FINDIK HÜCRE YENİLER * Hücre yenileyici besinler hangileridir? Et, tavuk, balık, yumurta, kuru fasulye, mercimek, nohut gibi besinler bu gruba girer. Ceviz, fındık, fıstık gibi yağlı tohumlar da bu grup içerisinde yer alır. Bu gruptaki besinler, büyüme ve gelişmenin sağlanması, hücre yenilenmesi, doku onarımı, görme işlevi, kan yapımı ve deri sağlığının devamında etkili besin öğelerini içerir. Hastalıklara karşı direncin kazanılmasında rolü olan en önemli besin grubudur. Yetişkin bir birey et, yumurta ve kurubaklagil grubundan günde en az iki porsiyon tüketmelidir. Et, tavuk, balık ve benzeri etlerin bir porsiyon miktarı 50-60 gr (iki köfte kadar), kurubaklagillerin bir porsiyon miktarı 90 gr (bir çay bardağı kadar), yağlı tohumların bir porsiyon miktarı 30 gr ve yumurtanın bir porsiyon miktarı bir adettir. Protein kalitesinin yüksek olması nedeniyle, bebek ve çocuklar tarafından her gün bir adet yumurta tüketilmelidir. Kalp damar sağlığının korunmasında, çocukların beyin gelişiminde etkili olan omega-3 yağ asitlerinin vücuda alınması için haftada en az iki kez balık tüketilmesi önerilir. Posa içeriklerinin yüksek, yağ içeriklerinin düşük olması nedeniyle, haftada iki-üç kez kurubaklagil yemekleri beslenme programımızda yer almalıdır.
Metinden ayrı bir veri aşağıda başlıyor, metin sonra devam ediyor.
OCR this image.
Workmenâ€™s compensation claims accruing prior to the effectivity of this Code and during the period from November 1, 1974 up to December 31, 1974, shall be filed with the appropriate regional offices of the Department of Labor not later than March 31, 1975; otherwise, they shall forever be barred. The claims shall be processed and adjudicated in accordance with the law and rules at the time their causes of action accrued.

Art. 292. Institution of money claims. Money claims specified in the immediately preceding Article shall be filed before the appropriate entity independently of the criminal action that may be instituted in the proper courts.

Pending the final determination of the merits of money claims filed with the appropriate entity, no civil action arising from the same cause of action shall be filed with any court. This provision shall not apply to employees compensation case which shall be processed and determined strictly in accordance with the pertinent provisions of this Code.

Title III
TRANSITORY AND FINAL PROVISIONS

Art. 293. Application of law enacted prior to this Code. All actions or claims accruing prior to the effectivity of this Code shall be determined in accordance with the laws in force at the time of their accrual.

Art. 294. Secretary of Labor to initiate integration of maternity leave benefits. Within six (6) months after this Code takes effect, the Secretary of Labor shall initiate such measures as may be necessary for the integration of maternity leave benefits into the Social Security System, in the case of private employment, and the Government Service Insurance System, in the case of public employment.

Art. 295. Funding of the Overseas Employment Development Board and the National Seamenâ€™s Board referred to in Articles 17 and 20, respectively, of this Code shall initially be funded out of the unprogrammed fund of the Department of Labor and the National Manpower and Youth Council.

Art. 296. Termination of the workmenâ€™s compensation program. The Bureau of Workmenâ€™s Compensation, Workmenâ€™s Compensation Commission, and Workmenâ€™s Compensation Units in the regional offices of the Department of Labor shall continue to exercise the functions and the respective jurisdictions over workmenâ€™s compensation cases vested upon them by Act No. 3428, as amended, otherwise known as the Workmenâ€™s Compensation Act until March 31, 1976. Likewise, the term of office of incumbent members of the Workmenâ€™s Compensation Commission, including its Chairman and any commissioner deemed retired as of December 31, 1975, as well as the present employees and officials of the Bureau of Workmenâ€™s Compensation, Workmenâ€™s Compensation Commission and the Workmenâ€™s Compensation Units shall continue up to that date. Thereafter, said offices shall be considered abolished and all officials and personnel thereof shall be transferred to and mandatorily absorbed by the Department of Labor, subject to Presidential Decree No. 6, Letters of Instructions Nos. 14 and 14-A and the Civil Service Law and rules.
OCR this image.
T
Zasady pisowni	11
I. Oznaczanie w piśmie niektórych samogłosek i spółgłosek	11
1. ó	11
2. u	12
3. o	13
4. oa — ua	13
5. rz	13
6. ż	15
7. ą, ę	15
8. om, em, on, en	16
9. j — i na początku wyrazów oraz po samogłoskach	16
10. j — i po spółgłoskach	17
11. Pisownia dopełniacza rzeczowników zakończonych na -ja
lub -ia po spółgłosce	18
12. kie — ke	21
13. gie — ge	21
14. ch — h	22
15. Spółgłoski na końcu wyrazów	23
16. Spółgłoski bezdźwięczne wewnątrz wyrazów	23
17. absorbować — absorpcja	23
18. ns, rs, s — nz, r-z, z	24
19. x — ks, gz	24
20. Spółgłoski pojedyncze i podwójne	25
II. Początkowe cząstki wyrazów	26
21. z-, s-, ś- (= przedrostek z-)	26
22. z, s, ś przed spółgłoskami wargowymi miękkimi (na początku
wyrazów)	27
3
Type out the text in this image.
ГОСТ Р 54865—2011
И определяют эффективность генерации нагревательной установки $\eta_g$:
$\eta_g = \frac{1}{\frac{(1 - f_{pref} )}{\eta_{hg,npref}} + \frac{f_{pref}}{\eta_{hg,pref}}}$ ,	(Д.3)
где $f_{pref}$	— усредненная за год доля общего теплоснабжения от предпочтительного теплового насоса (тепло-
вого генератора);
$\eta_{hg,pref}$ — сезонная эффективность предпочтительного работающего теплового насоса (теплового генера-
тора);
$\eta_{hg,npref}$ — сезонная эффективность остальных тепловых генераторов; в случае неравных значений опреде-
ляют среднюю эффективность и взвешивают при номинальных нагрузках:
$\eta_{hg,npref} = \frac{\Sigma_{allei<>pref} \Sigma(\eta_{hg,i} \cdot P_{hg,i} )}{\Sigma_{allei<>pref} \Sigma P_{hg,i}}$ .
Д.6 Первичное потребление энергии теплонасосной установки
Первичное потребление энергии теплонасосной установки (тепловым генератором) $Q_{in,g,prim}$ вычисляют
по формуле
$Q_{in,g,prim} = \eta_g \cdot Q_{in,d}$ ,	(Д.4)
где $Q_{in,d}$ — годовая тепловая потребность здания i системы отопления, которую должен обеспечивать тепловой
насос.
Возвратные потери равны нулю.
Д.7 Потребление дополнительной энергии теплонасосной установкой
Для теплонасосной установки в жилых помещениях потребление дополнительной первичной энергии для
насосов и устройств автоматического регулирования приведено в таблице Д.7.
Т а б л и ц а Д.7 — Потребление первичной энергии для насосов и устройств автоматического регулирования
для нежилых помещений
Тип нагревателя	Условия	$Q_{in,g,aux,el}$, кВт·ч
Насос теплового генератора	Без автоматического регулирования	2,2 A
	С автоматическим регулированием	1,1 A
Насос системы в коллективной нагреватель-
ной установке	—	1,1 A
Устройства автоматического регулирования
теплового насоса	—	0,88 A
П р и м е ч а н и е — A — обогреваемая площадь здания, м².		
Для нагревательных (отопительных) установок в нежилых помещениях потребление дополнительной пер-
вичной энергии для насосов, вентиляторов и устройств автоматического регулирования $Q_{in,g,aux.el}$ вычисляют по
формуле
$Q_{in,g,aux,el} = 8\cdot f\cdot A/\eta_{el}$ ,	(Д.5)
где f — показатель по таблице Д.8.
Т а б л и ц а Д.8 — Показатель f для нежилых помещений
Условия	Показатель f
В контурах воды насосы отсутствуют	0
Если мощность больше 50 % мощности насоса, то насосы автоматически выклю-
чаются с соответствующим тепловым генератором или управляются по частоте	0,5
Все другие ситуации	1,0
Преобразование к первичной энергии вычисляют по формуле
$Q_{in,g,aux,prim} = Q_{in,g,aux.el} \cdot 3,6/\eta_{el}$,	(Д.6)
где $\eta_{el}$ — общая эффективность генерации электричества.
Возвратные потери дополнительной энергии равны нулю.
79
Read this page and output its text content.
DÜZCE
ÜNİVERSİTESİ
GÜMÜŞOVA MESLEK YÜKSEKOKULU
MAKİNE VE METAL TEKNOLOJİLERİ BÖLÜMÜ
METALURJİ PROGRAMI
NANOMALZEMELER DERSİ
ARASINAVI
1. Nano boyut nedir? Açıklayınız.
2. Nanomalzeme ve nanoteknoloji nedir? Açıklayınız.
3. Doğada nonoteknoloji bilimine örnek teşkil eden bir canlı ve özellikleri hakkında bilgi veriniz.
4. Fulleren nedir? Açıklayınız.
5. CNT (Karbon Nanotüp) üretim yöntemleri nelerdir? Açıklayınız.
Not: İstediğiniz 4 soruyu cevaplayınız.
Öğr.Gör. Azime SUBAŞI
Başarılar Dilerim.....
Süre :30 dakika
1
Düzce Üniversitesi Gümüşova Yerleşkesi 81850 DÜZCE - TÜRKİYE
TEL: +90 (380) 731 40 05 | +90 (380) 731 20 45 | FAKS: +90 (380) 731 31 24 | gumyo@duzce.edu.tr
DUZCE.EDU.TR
* Tek besinle zayıflama diyetleri işe yarayabilir mi? Besinlerimiz, içerdikleri besin öğeleri ve besin öğeleri olmayan kimyasallar açısından farklıdır. Yeterli, dengeli, sağlıklı bir beslenme şekli için bir-iki besin türünden yemek yerine, değişik tür besinlerden az miktarlarda tüketilmelidir. Besinlerimiz, fizyolojik gereksinmemizi karşıladığı kadar, ruhsal durumumuzu da etkiler. İnsan sofraya oturduğunda yemeği önce görünümü ile değerlendirir. Bir veya iki renkten oluşan bir sofra yerine, farklı besinlerin uyum içerisinde yer aldığı bir sofra iştah açar ve besinlerin sindirimini kolaylaştırır. Değişik renklerin yer aldığı bir sofra, sağlıklı beslenildiğini gösterir.
EN AZ ÜÇ ÖĞÜN ŞART! * Sizce kaç öğün yemek en idealidir? Metabolizmanın düzenli çalışması için yaşam koşulları da dikkate alınarak, yiyeceklerin günde en az üç öğünde tüketilmesi ve öğünler arasında geçen süreninin dört-beş saat olması önerilir.